The United States of America, under Donald Trump, is opening two fronts simultaneously to take on what it sees as rogue regimes; one in Syria and the other in North Korea. The fact that both these nations are linked to one or another major geopolitical superpower — Syria with Russia and North Korea with China — gives a lethal edge to the US moves against the two mighty nations. While both these nations are patently wrong in many ways, there is little optimism about the US interventions making a positive difference to the situations.
The action of the Trump administration to militarily retaliate against Syria, after news broke of a chemical attack the regime of Bashar al Assad made on a local population, was both swift and surprising. It marked a major departure from the patience with which the past US administrations looked at Syria and the humanitarian crisis there.
What existed there recently was an understanding between Russia — close ally of the Assads for generations — and the US to find a negotiated settlement to the demand for a regime change. This patience was also in the context of the sway of the ISIS militants in major swathes of Syria.
Common understanding was that the first priority of both the US and Russia as also Assad was to neutralise the militants/terrorists. As of now, Syria is vertically divided into three parts — one region with the ISIS, another with the rebels fighting Assad, and the third with Assad. The issue is ticklish and handing of it requires both patience and perseverance.
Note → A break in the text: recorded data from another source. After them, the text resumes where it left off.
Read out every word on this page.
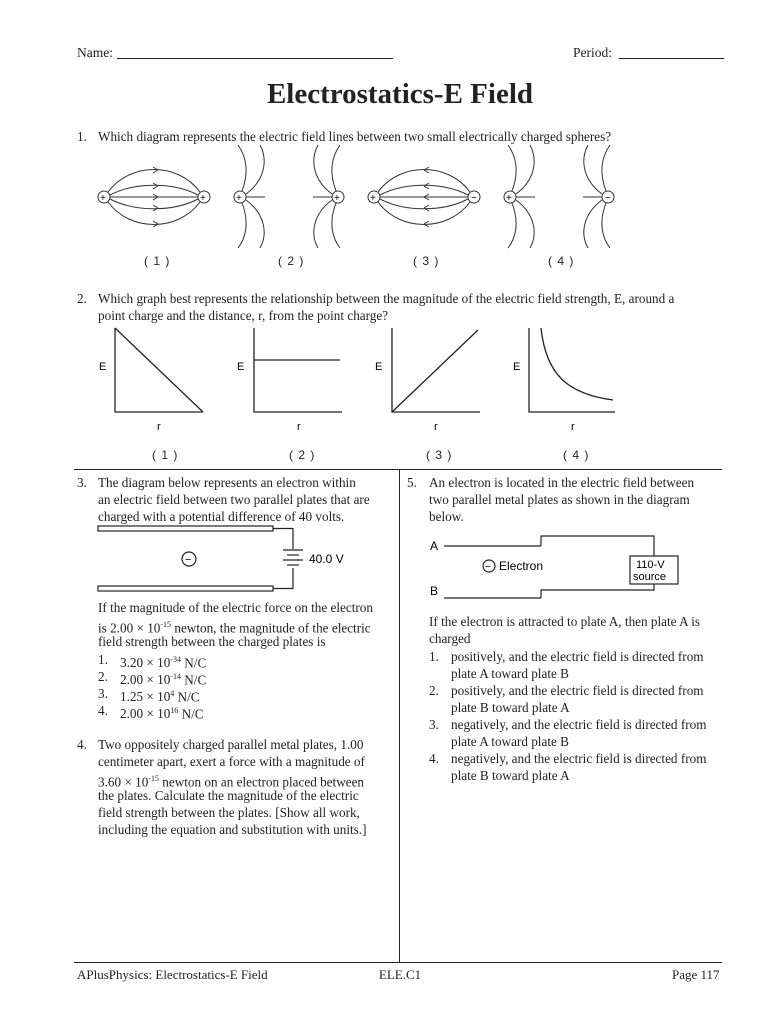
Name:	Period:
Electrostatics-E Field
1. Which diagram represents the electric field lines between two small electrically charged spheres?
+	+	+	+	+	−	+	−
( 1 )	( 2 )	( 3 )	( 4 )
2. Which graph best represents the relationship between the magnitude of the electric field strength, E, around a
point charge and the distance, r, from the point charge?
E
r
E
r
E
r
E
r
( 1 )	( 2 )	( 3 )	( 4 )
3. The diagram below represents an electron within
an electric field between two parallel plates that are
charged with a potential difference of 40 volts.
−	40.0 V
If the magnitude of the electric force on the electron
is $2.00 \times 10^{-15}$ newton, the magnitude of the electric
field strength between the charged plates is
1. $3.20 \times 10^{-34}$ N/C
2. $2.00 \times 10^{-14}$ N/C
3. $1.25 \times 10^4$ N/C
4. $2.00 \times 10^{16}$ N/C
4. Two oppositely charged parallel metal plates, 1.00
centimeter apart, exert a force with a magnitude of
$3.60 \times 10^{-15}$ newton on an electron placed between
the plates. Calculate the magnitude of the electric
field strength between the plates. [Show all work,
including the equation and substitution with units.]
5. An electron is located in the electric field between
two parallel metal plates as shown in the diagram
below.
A
B
− Electron	110-V
source
If the electron is attracted to plate A, then plate A is
charged
1. positively, and the electric field is directed from
plate A toward plate B
2. positively, and the electric field is directed from
plate B toward plate A
3. negatively, and the electric field is directed from
plate A toward plate B
4. negatively, and the electric field is directed from
plate B toward plate A
APlusPhysics: Electrostatics-E Field	ELE.C1	Page 117
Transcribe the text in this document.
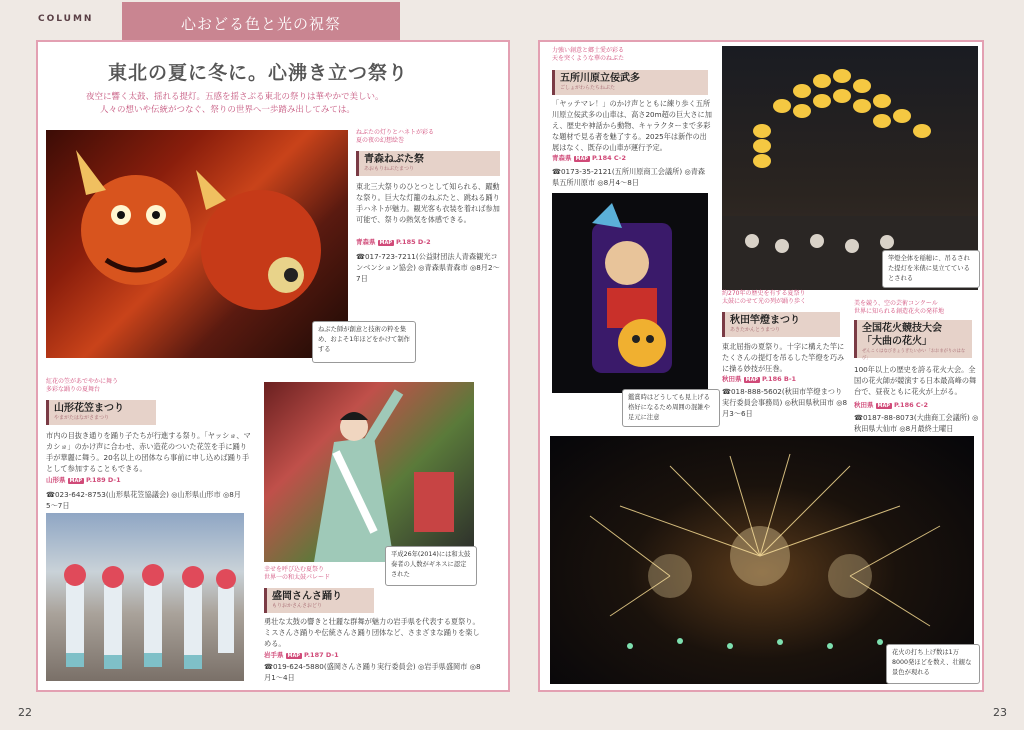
COLUMN	心おどる色と光の祝祭
22	23
東北の夏に冬に。心沸き立つ祭り
夜空に響く太鼓、揺れる提灯。五感を揺さぶる東北の祭りは華やかで美しい。
人々の想いや伝統がつなぐ、祭りの世界へ一歩踏み出してみては。
ねぶた師が創意と技術の粋を集め、およそ1年ほどをかけて制作する
ねぶたの灯りとハネトが彩る
夏の夜の幻想絵巻
青森ねぶた祭
あおもりねぶたまつり
東北三大祭りのひとつとして知られる、躍動な祭り。巨大な灯籠のねぶたと、跳ねる踊り手ハネトが魅力。観光客も衣装を着れば参加可能で、祭りの熱気を体感できる。
青森県 MAP P.185 D-2
☎017-723-7211(公益財団法人青森観光コンベンション協会) ◎青森県青森市 ◎8月2〜7日
紅花の笠があでやかに舞う
多彩な踊りの夏舞台
山形花笠まつり
やまがたはながさまつり
市内の目抜き通りを踊り子たちが行進する祭り。「ヤッショ、マカショ」のかけ声に合わせ、赤い造花のついた花笠を手に踊り手が華麗に舞う。20名以上の団体なら事前に申し込めば踊り手として参加することもできる。
山形県 MAP P.189 D-1
☎023-642-8753(山形県花笠協議会) ◎山形県山形市 ◎8月5〜7日
平成26年(2014)には和太鼓奏者の人数がギネスに認定された
幸せを呼び込む夏祭り
世界一の和太鼓パレード
盛岡さんさ踊り
もりおかさんさおどり
勇壮な太鼓の響きと壮麗な群舞が魅力の岩手県を代表する夏祭り。ミスさんさ踊りや伝統さんさ踊り団体など、さまざまな踊りを楽しめる。
岩手県 MAP P.187 D-1
☎019-624-5880(盛岡さんさ踊り実行委員会) ◎岩手県盛岡市 ◎8月1〜4日
力強い創意と郷土愛が彩る
天を突くような華のねぶた
五所川原立佞武多
ごしょがわらたちねぷた
「ヤッテマレ！」のかけ声とともに練り歩く五所川原立佞武多の山車は、高さ20m超の巨大さに加え、歴史や神話から動物、キャラクターまで多彩な題材で見る者を魅了する。2025年は新作の出展はなく、既存の山車が運行予定。
青森県 MAP P.184 C-2
☎0173-35-2121(五所川原商工会議所) ◎青森県五所川原市 ◎8月4〜8日
鑑賞時はどうしても見上げる格好になるため周囲の混雑や足元に注意
竿燈全体を稲穂に、吊るされた提灯を米俵に見立てているとされる
約270年の歴史を有する夏祭り
太鼓にのせて光の列が踊り歩く
秋田竿燈まつり
あきたかんとうまつり
東北屈指の夏祭り。十字に構えた竿にたくさんの提灯を吊るした竿燈を巧みに操る妙技が圧巻。
秋田県 MAP P.186 B-1
☎018-888-5602(秋田市竿燈まつり実行委員会事務局) ◎秋田県秋田市 ◎8月3〜6日
美を競う、空の芸術コンクール
世界に知られる創造花火の発祥地
全国花火競技大会
「大曲の花火」
ぜんこくはなびきょうぎたいかい「おおまがりのはなび」
100年以上の歴史を誇る花火大会。全国の花火師が競演する日本最高峰の舞台で、昼夜ともに花火が上がる。
秋田県 MAP P.186 C-2
☎0187-88-8073(大曲商工会議所) ◎秋田県大仙市 ◎8月最終土曜日
花火の打ち上げ数は1万8000発ほどを数え、壮観な景色が現れる
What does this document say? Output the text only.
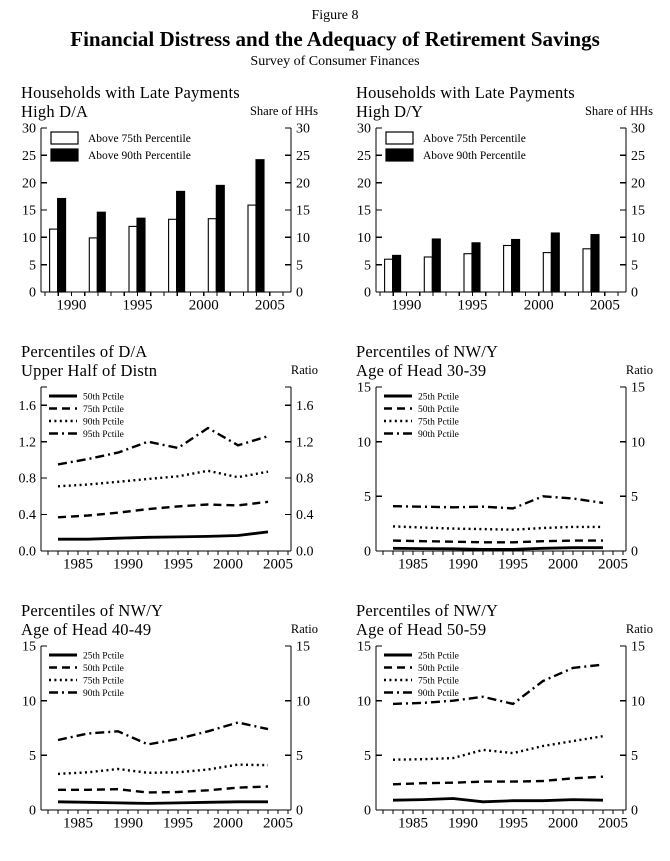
Figure 8
Financial Distress and the Adequacy of Retirement Savings
Survey of Consumer Finances
Households with Late Payments
High D/A	Share of HHs
0	0
5	5
10	10
15	15
20	20
25	25
30	30
1990 1995 2000 2005
Above 75th Percentile
Above 90th Percentile
Households with Late Payments
High D/Y	Share of HHs
0	0
5	5
10	10
15	15
20	20
25	25
30	30
1990 1995 2000 2005
Above 75th Percentile
Above 90th Percentile
Percentiles of D/A
Upper Half of Distn	Ratio
0.0	0.0
0.4	0.4
0.8	0.8
1.2	1.2
1.6	1.6
1985 1990 1995 2000 2005
50th Pctile
75th Pctile
90th Pctile
95th Pctile
Percentiles of NW/Y
Age of Head 30-39	Ratio
0	0
5	5
10	10
15	15
1985 1990 1995 2000 2005
25th Pctile
50th Pctile
75th Pctile
90th Pctile
Percentiles of NW/Y
Age of Head 40-49	Ratio
0	0
5	5
10	10
15	15
1985 1990 1995 2000 2005
25th Pctile
50th Pctile
75th Pctile
90th Pctile
Percentiles of NW/Y
Age of Head 50-59	Ratio
0	0
5	5
10	10
15	15
1985 1990 1995 2000 2005
25th Pctile
50th Pctile
75th Pctile
90th Pctile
Innocent civilians are the unfortunate victims in all instances. Fact remains that American interventions — interferences, rather — as always, have only worsened situations in the Middle East and beyond, including in Iraq, Libya and Afghanistan where regime changes were effected through US military engagement.
It is predictable that the same fate awaits Syria if the Trump administration goes ahead with its military intervention plans. As of now, Syria has been put on notice, and the tenuous US-Russian understanding in tackling militants in the disturbed country has been broken. More of US intervention in Syria can set the Russians in a confrontation course with the Americans. The future would be unpredictable if two strong leaders — Putin and Trump — lock horns.
With Trump opening another front in North Korea, a rogue nation that the successive US administrations tackled with care, China is on the alert. There is no existence for North Korea without the moral and material backing from China; and the two are like bread and cheese.
North Korea’s frequent threats of nuclear and missile attacks against the US cannot be ignored. At the same time, if the American design is to militarily take on North Korea, it poses a threat to China as well. For, if the present regime of Kim Jong Un is made to fall, the resultant chaos would lead to a refugee flow to China.
This could be a justification for China to step into the US-Korea conflict. Also, if a pro-US government is installed in North Korea with help from South Korea, China faces the grim prospect of Americans breathing down their neck and right at the southern border.
Thus, if Trump takes the fight forward in Syria and North Korea, chances are that both Russia and China may open a united front against the US, creating a scenario worse than that of the Cold War era. Although this may sound immature and far-fetched at this moment, nothing is impossible in today’s world.
With Russia and China having their own problems between themselves on the eastern Chinese border, they have generally kept a distance from each other. Trump’s planned offensives could force the two large nations to bury their hatchets for now, which could be a major diplomatic setback for the US.
This could force cynics to surmise that a return to a geopolitical scenario worse than the Cold War era is a distant possibility. All the same, what cannot go unnoticed is the nerve on the part of the new US administration to face up to situations, unlike the sleepy responses of the Obama era.